LA MAIN-D'OEUVRE ET LES ALLOCATIONS

Nous avons déjà signalé l'obstacle que fait à la reprise du travail la crainte de perdre les allocations. Toute allocation est considérée par ceux qui en bénéficient comme un titre de rente dont il ne faut en aucun cas se dessaisir. « Je ne peux pas travailler car je perdrais mon allocation », est une phrase qu'entendent à chaque offre d'emploi tous ceux qui s'occupent de procurer du travail aux chômeurs ou de la main-d'œuvre aux industries qui en réclament. A la demande du ministre de l'Agriculture, le ministre de l'Intérieur vient d'adresser aux préfets une circulaire indiquant que les allocations attribuées aux femmes de mobilisés ou aux réfugiés ne pourront pas être retirées aux familles qui se procureront un supplément de ressources en travaillant aux champs. On peut espérer que le recrutement de la main-d'œuvre va se trouver ainsi grandement facilité. Il serait à souhaiter que quelque chose d'analogue pût être fait même pour les travaux moins urgents que ceux de la terre. On nous citait ces jours-ci le cas d'un père de sept enfants, renvoyé à ce titre dans ses foyers, mais qui se garde de rien faire, car il touche comme allocations de chômage pour lui et ses enfants à peu près l'équivalent de ce qu'il pourrait gagner. On comprend ce calcul, mais ce n'est pourtant pas pour lui verser une allocation de chômage, qui l'empêche de travailler, qu'on a renvoyé chez lui ce père de famille. Il y a dans les habitudes qui se prennent ainsi quelque chose de pire que le gaspillage financier. On se demande comment tant de gens habitués à vivre d'un secours assuré reviendront à la conception du travail et des risques de chômage sans allocation. Mieux vaudrait encore donner une allocation abusive à un homme qui travaille qu'à un homme qui ne fait rien. Ce serait paradoxal, mais moins dangereux à coup sûr pour l'avenir que de faire de l'allocation une obligation d'oisiveté.

10 mai 1915.

 

D'autre part le gouvernement français, fatigué de protester vainement contre les horreurs commises par l'ennemi, procède à une enquête méthodique et publique.

 

LE DOSSIER DES ATROCITÉS ALLEMANDES

La Belgique a déjà publié les premiers résultats de son enquête sur les atrocités allemandes, et cette publication n'a pas peu contribué à éclairer et à fixer la religion des neutres de bonne foi. Depuis longtemps on réclamait de toutes parts un travail analogue sur les faits de même nature qui se sont passés en France ; il ne suffit pas en effet des récits de journaux, forcément hâtifs, incomplets et dépourvus du caractère d'authenticité requis en pareil cas. La Commission nommée par le gouvernement français pour procéder à une enquête donnant toutes garanties a accompli son œuvre dans des conditions qui répondent à toutes les exigences de la critique des témoignages ; son rapport est terminé, et M. Viviani a décidé de le faire paraître incessamment au Journal officiel, pour aller plus vite. Les dépositions, qui forment le recueil des pièces justificatives, seront publiées plus tard, en annexe du volume dont le rapport actuel ne peut être que la préface et la première partie. L'enquête n'est d'ailleurs pas close, car on conçoit qu'elle n'a pu se poursuivre dans les régions encore occupées par l'ennemi, où la liste des atrocités commises sera justement la plus longue.
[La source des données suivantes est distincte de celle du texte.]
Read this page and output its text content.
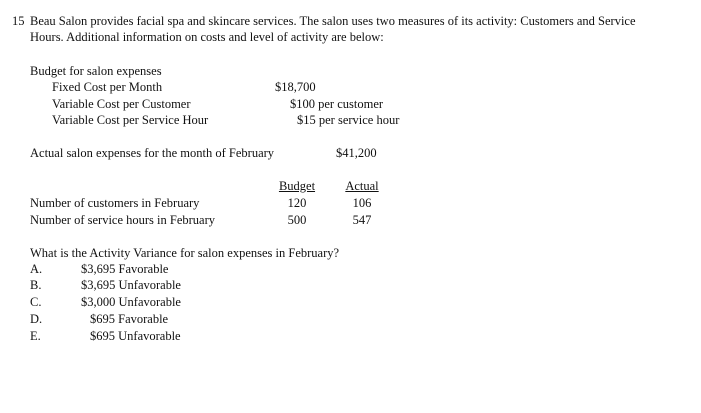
15 Beau Salon provides facial spa and skincare services. The salon uses two measures of its activity: Customers and Service
Hours. Additional information on costs and level of activity are below:
Budget for salon expenses
Fixed Cost per Month	$18,700
Variable Cost per Customer	$100 per customer
Variable Cost per Service Hour	$15 per service hour
Actual salon expenses for the month of February	$41,200
Budget	Actual
Number of customers in February	120	106
Number of service hours in February	500	547
What is the Activity Variance for salon expenses in February?
A.	$3,695 Favorable
B.	$3,695 Unfavorable
C.	$3,000 Unfavorable
D.	$695 Favorable
E.	$695 Unfavorable
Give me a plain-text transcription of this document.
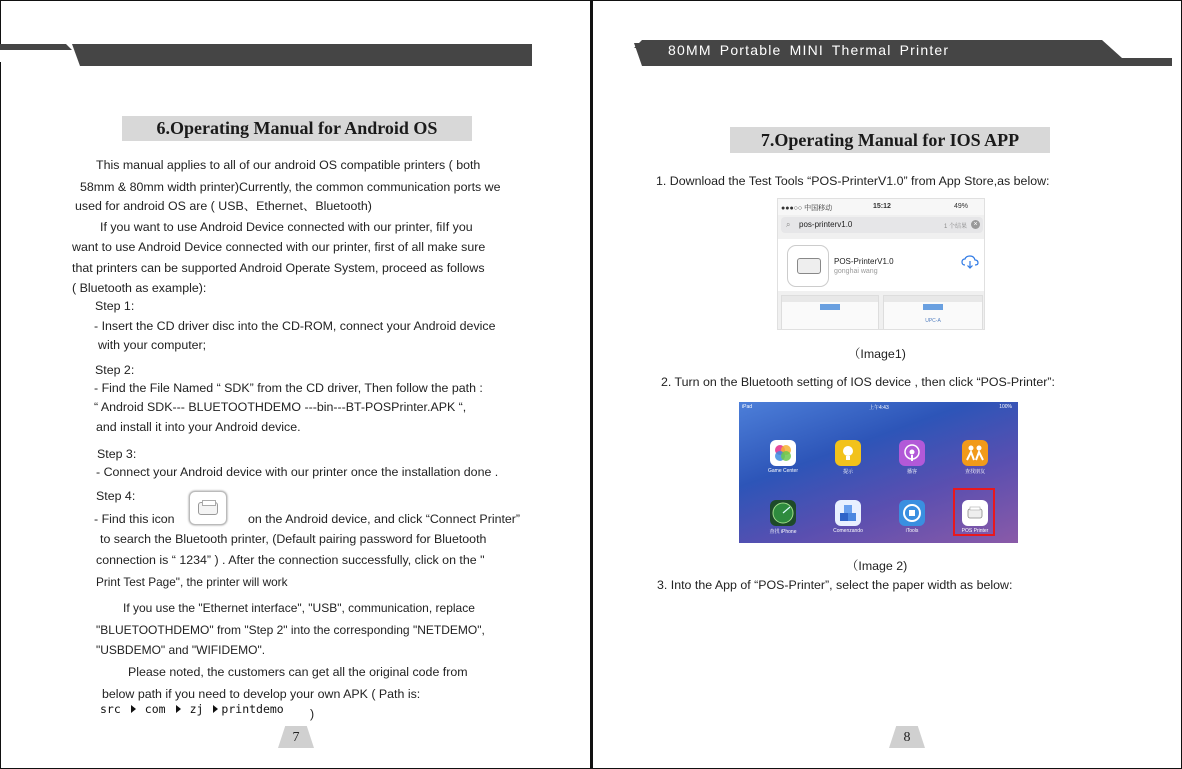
6.Operating Manual for Android OS
This manual applies to all of our android OS compatible printers ( both
58mm & 80mm width printer)Currently, the common communication ports we
used for android OS are ( USB、Ethernet、Bluetooth)
If you want to use Android Device connected with our printer, fiIf you
want to use Android Device connected with our printer, first of all make sure
that printers can be supported Android Operate System, proceed as follows
( Bluetooth as example):
Step 1:
- Insert the CD driver disc into the CD-ROM, connect your Android device
with your computer;
Step 2:
- Find the File Named “ SDK” from the CD driver, Then follow the path :
“ Android SDK--- BLUETOOTHDEMO ---bin---BT-POSPrinter.APK “,
and install it into your Android device.
Step 3:
- Connect your Android device with our printer once the installation done .
Step 4:
- Find this icon	on the Android device, and click “Connect Printer”
to search the Bluetooth printer, (Default pairing password for Bluetooth
connection is “ 1234” ) . After the connection successfully, click on the "
Print Test Page", the printer will work
If you use the "Ethernet interface", "USB", communication, replace
"BLUETOOTHDEMO" from "Step 2" into the corresponding "NETDEMO",
"USBDEMO" and "WIFIDEMO".
Please noted, the customers can get all the original code from
below path if you need to develop your own APK ( Path is:
src com zj printdemo )
7
80MM Portable MINI Thermal Printer
7.Operating Manual for IOS APP
1. Download the Test Tools “POS-PrinterV1.0” from App Store,as below:
●●●○○ 中国移动	15:12	49%
⌕ pos-printerv1.0	1 个结果 ×
POS-PrinterV1.0
gonghai wang
UPC-A
（Image1)
2. Turn on the Bluetooth setting of IOS device , then click “POS-Printer”:
iPad	上午4:43	100%
Game Center	提示	播客	查找朋友
查找 iPhone	Comenzando	iTools	POS Printer
（Image 2)
3. Into the App of “POS-Printer”, select the paper width as below:
8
La procédure adoptée est évidemment la meilleure. Le Journal officiel n'est pas par lui-même un moyen de publicité très puissant ; mais les autres journaux ne manqueront pas d'en reproduire de larges extraits. Malgré tout, il reste indispensable que le volume annoncé ne se fasse pas trop attendre et surtout qu'on lui assure, quand il paraîtra, une large expansion. On cherche souvent le moyen de répondre efficacement à la propagation des mensonges allemands. Il n'y en a pas de plus sûr que de leur opposer la vérité toute nue. Mais il faut bien avouer que nous paraissons peu habiles dans cet art. Nous rédigeons par exemple un excellent Livre Jaune, mais nous ne savons pas faire le nécessaire pour le laisser arriver au public. On se rappelle qu'il a fallu rectifier après coup un faux départ pour la traduction anglaise ; pour le texte français, on n'en est même pas encore là. Rien de plus difficile que de se procurer notre Livre Jaune. On le demande vainement aux marchands de journaux, on le réclame sans succès dans les bibliothèques des gares, les librairies en obtiennent péniblement quelques exemplaires de temps à autre. Dans telle grande gare, on n'en trouve qu'en anglais ; c'est déjà quelque chose, mais il est tout de même surprenant qu'il faille être polyglotte pour lire un document français en France.

7 janvier 1915.

 

LE RAPPORT SUR LES ATROCITÉS ALLEMANDES

Cette fois, on ne dira pas qu'il s'agit de racontars non vérifiés, ou de faits dénaturés par la passion. Le rapport rédigé par la commission chargée de procéder à une enquête précise sur les violations du droit des gens commises par les armées allemandes est d'une implacable documentation. La composition même de la Commission assure au résultat de ses recherches une valeur difficile à contester. Les quatre membres appelés à en faire partie sont de ceux que leur autorité morale et professionnelle ne permet pas de récuser à l'avance. M. Payelle, premier président de la Cour des Comptes, président de la Commission ; M. Paillot, conseiller à la Cour de cassation rapporteur ; M. Maringer, conseiller d'État, et M. Mollard, ministre plénipotentiaire, se sont acquittés de leur mission avec une conscience à laquelle il sera impossible de ne pas rendre hommage. Ils n'apportent pas des affirmations, ils ne donnent pas des impressions, ils ne procèdent pas comme les intellectuels allemands par des dénégations ou des assertions gratuites, fondées sur une infaillibilité préconçue. Tous les faits cités ont été soumis à « une critique sévère et à un contrôle rigoureux » ; ceux-là seuls ont été retenus qui sont « irréfragablement établis », c'est-à-dire établis dans les formes légales par des documents photographiques, par des témoignages accueillis sous la foi du serment. Les enquêteurs se sont transportés sur place ; ils ont vu eux-mêmes les lieux les témoins, et celles des victimes qui ont survécu. Ils n'ont pas cherché à corser leur dossier, non plus qu'à dramatiser leur style. Ils ont fait la part la plus large à tout ce qui peut s'excuser ou s'expliquer, si peu que ce soit, par les nécessités de la guerre ou par le déchaînement de la brutalité individuelle. Et malgré cette sélection, leur moisson est telle qu'on demeure accablé, comme sous le coup d'un déshonneur collectif de l'humanité, à la simple énumération de tous ces actes de bestialité préméditée, de sadisme organisé, de rapt méthodique, qui apparaissent comme la vie courante de l'armée allemande.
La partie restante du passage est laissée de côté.